北方領土問題で「4島一括返還」という主張がよく聞かれる。確かにこれが政府方針であった時期がある。それは、北方領土問題を解決する意思が実際にはなかった冷戦時代である。

 しかし、ソ連が崩壊し、冷戦が終結したあと、この政府方針は変更された。外務省発行の「われらの北方領土」(2010年版)でも次のように記されている。

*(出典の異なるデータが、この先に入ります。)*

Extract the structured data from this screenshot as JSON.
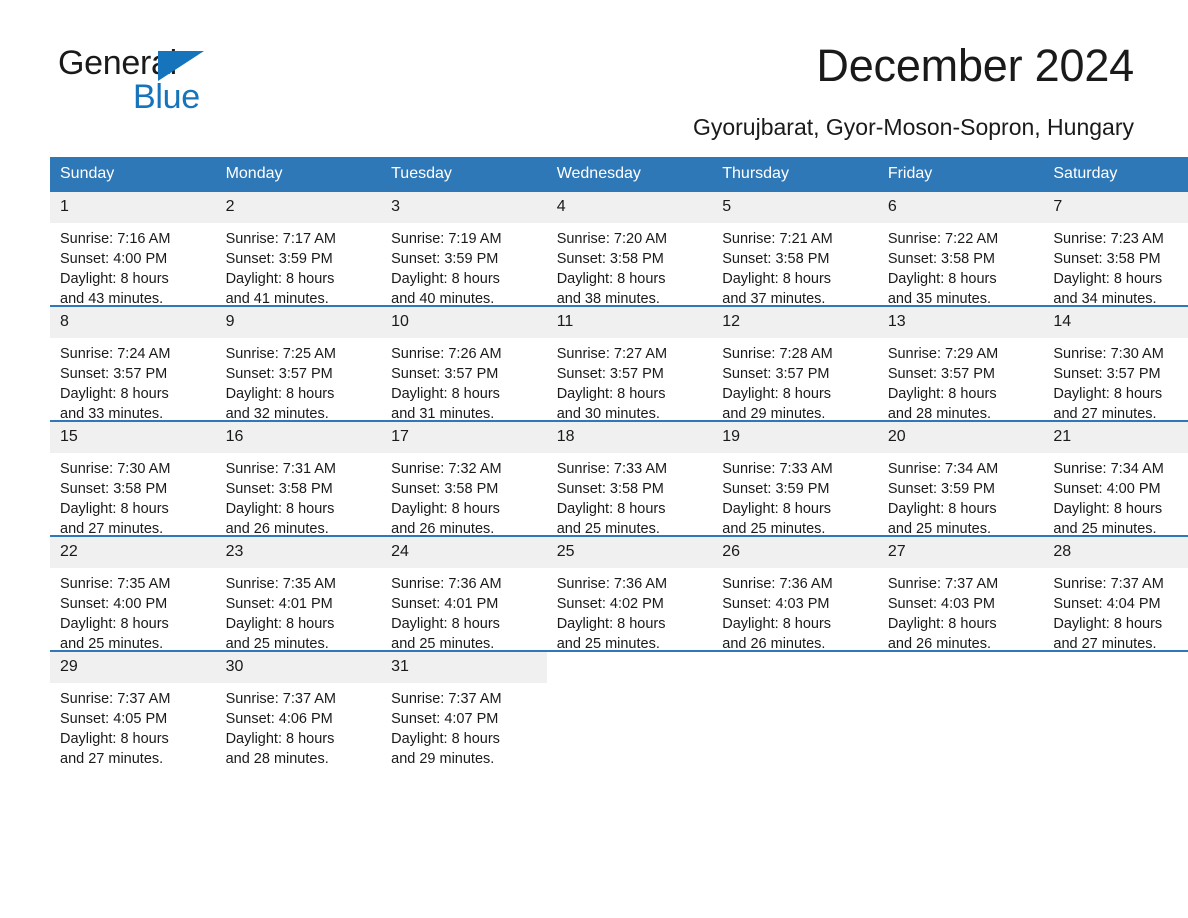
{
  "brand": {
    "word1": "General",
    "word2": "Blue",
    "triangle_color": "#1574bb",
    "icon": "triangle-logo-icon"
  },
  "header": {
    "title": "December 2024",
    "subtitle": "Gyorujbarat, Gyor-Moson-Sopron, Hungary"
  },
  "theme": {
    "header_blue": "#2f78b7",
    "daynum_gray": "#f0f0f0",
    "text": "#1a1a1a",
    "background": "#ffffff"
  },
  "calendar": {
    "weekday_headers": [
      "Sunday",
      "Monday",
      "Tuesday",
      "Wednesday",
      "Thursday",
      "Friday",
      "Saturday"
    ],
    "labels": {
      "sunrise_prefix": "Sunrise:",
      "sunset_prefix": "Sunset:",
      "daylight_prefix": "Daylight:"
    },
    "weeks": [
      [
        {
          "day": "1",
          "sunrise": "Sunrise: 7:16 AM",
          "sunset": "Sunset: 4:00 PM",
          "daylight_line1": "Daylight: 8 hours",
          "daylight_line2": "and 43 minutes."
        },
        {
          "day": "2",
          "sunrise": "Sunrise: 7:17 AM",
          "sunset": "Sunset: 3:59 PM",
          "daylight_line1": "Daylight: 8 hours",
          "daylight_line2": "and 41 minutes."
        },
        {
          "day": "3",
          "sunrise": "Sunrise: 7:19 AM",
          "sunset": "Sunset: 3:59 PM",
          "daylight_line1": "Daylight: 8 hours",
          "daylight_line2": "and 40 minutes."
        },
        {
          "day": "4",
          "sunrise": "Sunrise: 7:20 AM",
          "sunset": "Sunset: 3:58 PM",
          "daylight_line1": "Daylight: 8 hours",
          "daylight_line2": "and 38 minutes."
        },
        {
          "day": "5",
          "sunrise": "Sunrise: 7:21 AM",
          "sunset": "Sunset: 3:58 PM",
          "daylight_line1": "Daylight: 8 hours",
          "daylight_line2": "and 37 minutes."
        },
        {
          "day": "6",
          "sunrise": "Sunrise: 7:22 AM",
          "sunset": "Sunset: 3:58 PM",
          "daylight_line1": "Daylight: 8 hours",
          "daylight_line2": "and 35 minutes."
        },
        {
          "day": "7",
          "sunrise": "Sunrise: 7:23 AM",
          "sunset": "Sunset: 3:58 PM",
          "daylight_line1": "Daylight: 8 hours",
          "daylight_line2": "and 34 minutes."
        }
      ],
      [
        {
          "day": "8",
          "sunrise": "Sunrise: 7:24 AM",
          "sunset": "Sunset: 3:57 PM",
          "daylight_line1": "Daylight: 8 hours",
          "daylight_line2": "and 33 minutes."
        },
        {
          "day": "9",
          "sunrise": "Sunrise: 7:25 AM",
          "sunset": "Sunset: 3:57 PM",
          "daylight_line1": "Daylight: 8 hours",
          "daylight_line2": "and 32 minutes."
        },
        {
          "day": "10",
          "sunrise": "Sunrise: 7:26 AM",
          "sunset": "Sunset: 3:57 PM",
          "daylight_line1": "Daylight: 8 hours",
          "daylight_line2": "and 31 minutes."
        },
        {
          "day": "11",
          "sunrise": "Sunrise: 7:27 AM",
          "sunset": "Sunset: 3:57 PM",
          "daylight_line1": "Daylight: 8 hours",
          "daylight_line2": "and 30 minutes."
        },
        {
          "day": "12",
          "sunrise": "Sunrise: 7:28 AM",
          "sunset": "Sunset: 3:57 PM",
          "daylight_line1": "Daylight: 8 hours",
          "daylight_line2": "and 29 minutes."
        },
        {
          "day": "13",
          "sunrise": "Sunrise: 7:29 AM",
          "sunset": "Sunset: 3:57 PM",
          "daylight_line1": "Daylight: 8 hours",
          "daylight_line2": "and 28 minutes."
        },
        {
          "day": "14",
          "sunrise": "Sunrise: 7:30 AM",
          "sunset": "Sunset: 3:57 PM",
          "daylight_line1": "Daylight: 8 hours",
          "daylight_line2": "and 27 minutes."
        }
      ],
      [
        {
          "day": "15",
          "sunrise": "Sunrise: 7:30 AM",
          "sunset": "Sunset: 3:58 PM",
          "daylight_line1": "Daylight: 8 hours",
          "daylight_line2": "and 27 minutes."
        },
        {
          "day": "16",
          "sunrise": "Sunrise: 7:31 AM",
          "sunset": "Sunset: 3:58 PM",
          "daylight_line1": "Daylight: 8 hours",
          "daylight_line2": "and 26 minutes."
        },
        {
          "day": "17",
          "sunrise": "Sunrise: 7:32 AM",
          "sunset": "Sunset: 3:58 PM",
          "daylight_line1": "Daylight: 8 hours",
          "daylight_line2": "and 26 minutes."
        },
        {
          "day": "18",
          "sunrise": "Sunrise: 7:33 AM",
          "sunset": "Sunset: 3:58 PM",
          "daylight_line1": "Daylight: 8 hours",
          "daylight_line2": "and 25 minutes."
        },
        {
          "day": "19",
          "sunrise": "Sunrise: 7:33 AM",
          "sunset": "Sunset: 3:59 PM",
          "daylight_line1": "Daylight: 8 hours",
          "daylight_line2": "and 25 minutes."
        },
        {
          "day": "20",
          "sunrise": "Sunrise: 7:34 AM",
          "sunset": "Sunset: 3:59 PM",
          "daylight_line1": "Daylight: 8 hours",
          "daylight_line2": "and 25 minutes."
        },
        {
          "day": "21",
          "sunrise": "Sunrise: 7:34 AM",
          "sunset": "Sunset: 4:00 PM",
          "daylight_line1": "Daylight: 8 hours",
          "daylight_line2": "and 25 minutes."
        }
      ],
      [
        {
          "day": "22",
          "sunrise": "Sunrise: 7:35 AM",
          "sunset": "Sunset: 4:00 PM",
          "daylight_line1": "Daylight: 8 hours",
          "daylight_line2": "and 25 minutes."
        },
        {
          "day": "23",
          "sunrise": "Sunrise: 7:35 AM",
          "sunset": "Sunset: 4:01 PM",
          "daylight_line1": "Daylight: 8 hours",
          "daylight_line2": "and 25 minutes."
        },
        {
          "day": "24",
          "sunrise": "Sunrise: 7:36 AM",
          "sunset": "Sunset: 4:01 PM",
          "daylight_line1": "Daylight: 8 hours",
          "daylight_line2": "and 25 minutes."
        },
        {
          "day": "25",
          "sunrise": "Sunrise: 7:36 AM",
          "sunset": "Sunset: 4:02 PM",
          "daylight_line1": "Daylight: 8 hours",
          "daylight_line2": "and 25 minutes."
        },
        {
          "day": "26",
          "sunrise": "Sunrise: 7:36 AM",
          "sunset": "Sunset: 4:03 PM",
          "daylight_line1": "Daylight: 8 hours",
          "daylight_line2": "and 26 minutes."
        },
        {
          "day": "27",
          "sunrise": "Sunrise: 7:37 AM",
          "sunset": "Sunset: 4:03 PM",
          "daylight_line1": "Daylight: 8 hours",
          "daylight_line2": "and 26 minutes."
        },
        {
          "day": "28",
          "sunrise": "Sunrise: 7:37 AM",
          "sunset": "Sunset: 4:04 PM",
          "daylight_line1": "Daylight: 8 hours",
          "daylight_line2": "and 27 minutes."
        }
      ],
      [
        {
          "day": "29",
          "sunrise": "Sunrise: 7:37 AM",
          "sunset": "Sunset: 4:05 PM",
          "daylight_line1": "Daylight: 8 hours",
          "daylight_line2": "and 27 minutes."
        },
        {
          "day": "30",
          "sunrise": "Sunrise: 7:37 AM",
          "sunset": "Sunset: 4:06 PM",
          "daylight_line1": "Daylight: 8 hours",
          "daylight_line2": "and 28 minutes."
        },
        {
          "day": "31",
          "sunrise": "Sunrise: 7:37 AM",
          "sunset": "Sunset: 4:07 PM",
          "daylight_line1": "Daylight: 8 hours",
          "daylight_line2": "and 29 minutes."
        },
        {
          "day": "",
          "sunrise": "",
          "sunset": "",
          "daylight_line1": "",
          "daylight_line2": "",
          "empty": true
        },
        {
          "day": "",
          "sunrise": "",
          "sunset": "",
          "daylight_line1": "",
          "daylight_line2": "",
          "empty": true
        },
        {
          "day": "",
          "sunrise": "",
          "sunset": "",
          "daylight_line1": "",
          "daylight_line2": "",
          "empty": true
        },
        {
          "day": "",
          "sunrise": "",
          "sunset": "",
          "daylight_line1": "",
          "daylight_line2": "",
          "empty": true
        }
      ]
    ]
  }
}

 「交渉に当たり、我が国は、ロシア側が1991年後半以降示してきた新たなアプローチを踏まえ、北方四島に居住するロシア国民の人権、利益及び希望は返還後も十分に尊重していくこと、また、四島の日本への帰属が確認されれば、実際の返還の時期、態様及び条件については柔軟に対応する考えであることを明示しつつ、柔軟かつ理性的な対応をとりました」

 これは、92年に予定されていたエリツィン大統領の訪日に向けた日ロ双方の準備作業についての記述である。なお実際の訪日は93年にずれ込んだ。

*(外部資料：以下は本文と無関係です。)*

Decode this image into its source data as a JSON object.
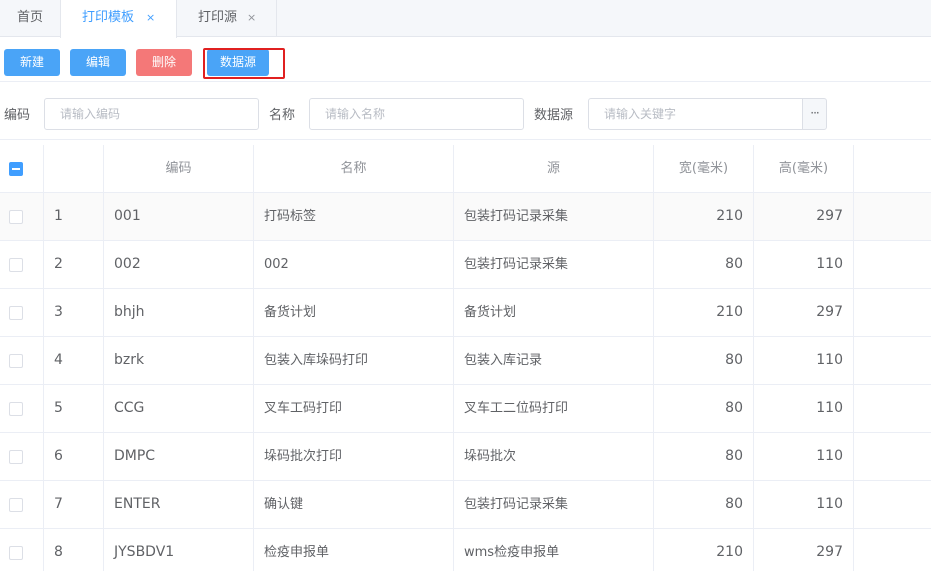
{
  "tabs": [
    {
      "label": "首页"
    },
    {
      "label": "打印模板",
      "close": "×"
    },
    {
      "label": "打印源",
      "close": "×"
    }
  ],
  "toolbar": {
    "new_label": "新建",
    "edit_label": "编辑",
    "delete_label": "删除",
    "datasource_label": "数据源"
  },
  "search": {
    "code_label": "编码",
    "code_placeholder": "请输入编码",
    "name_label": "名称",
    "name_placeholder": "请输入名称",
    "source_label": "数据源",
    "source_placeholder": "请输入关键字",
    "more_glyph": "···"
  },
  "table": {
    "headers": {
      "code": "编码",
      "name": "名称",
      "source": "源",
      "width": "宽(毫米)",
      "height": "高(毫米)"
    },
    "rows": [
      {
        "idx": "1",
        "code": "001",
        "name": "打码标签",
        "source": "包装打码记录采集",
        "width": "210",
        "height": "297"
      },
      {
        "idx": "2",
        "code": "002",
        "name": "002",
        "source": "包装打码记录采集",
        "width": "80",
        "height": "110"
      },
      {
        "idx": "3",
        "code": "bhjh",
        "name": "备货计划",
        "source": "备货计划",
        "width": "210",
        "height": "297"
      },
      {
        "idx": "4",
        "code": "bzrk",
        "name": "包装入库垛码打印",
        "source": "包装入库记录",
        "width": "80",
        "height": "110"
      },
      {
        "idx": "5",
        "code": "CCG",
        "name": "叉车工码打印",
        "source": "叉车工二位码打印",
        "width": "80",
        "height": "110"
      },
      {
        "idx": "6",
        "code": "DMPC",
        "name": "垛码批次打印",
        "source": "垛码批次",
        "width": "80",
        "height": "110"
      },
      {
        "idx": "7",
        "code": "ENTER",
        "name": "确认键",
        "source": "包装打码记录采集",
        "width": "80",
        "height": "110"
      },
      {
        "idx": "8",
        "code": "JYSBDV1",
        "name": "检疫申报单",
        "source": "wms检疫申报单",
        "width": "210",
        "height": "297"
      }
    ]
  },
  "colors": {
    "primary": "#409eff",
    "button_blue": "#4aa4f7",
    "danger": "#f47878",
    "highlight_border": "#e02020"
  }
}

 ここで言う「ロシア側の新たなアプローチ」というのは、91年9月に、ロシアのハズブラートフ最高会議議長代行が海部俊樹首相宛てのエリツィン大統領の親書を携えて来日した際、同議長代行から「第2次世界大戦における戦勝国、敗戦国の区別を放棄すること、領土問題を『法と正義』に基づいて解決すること、問題の解決を先延ばしにしないこと等の考え方が表明」(「われらの北方領土」より)されたことである。

 相手がある領土交渉で、冷戦時代の「4島一括返還」論をお題目のように唱えるのではなく、ロシア側の対応も見極めつつ、柔軟で現実的な対応によって、一歩も進んでいなかった領土問題を前進させようということであった。

確かに空想的だった「4島一括返還」論

 日本政府が「4島一括返還」に近い要求を打ち出したのは、1956年の「日ソ共同宣言」をまとめる経過の中で、国後、択捉、歯舞、色丹の返還をソ連に求めた時だけであったろう。その結果が、平和条約締結後に歯舞、色丹は「引き渡す」という日ソ共同宣言であった。

 その後、東西冷戦の下でソ連は「領土問題は解決済み」という立場を取ったため、まともな領土返還交渉を行う余地すらなくなっていた。この時代に、北方領土問題を解決する意図もなく、国内での反ソ機運を盛り上げるために持ち出されてきたのが、「4島一括返還」論である。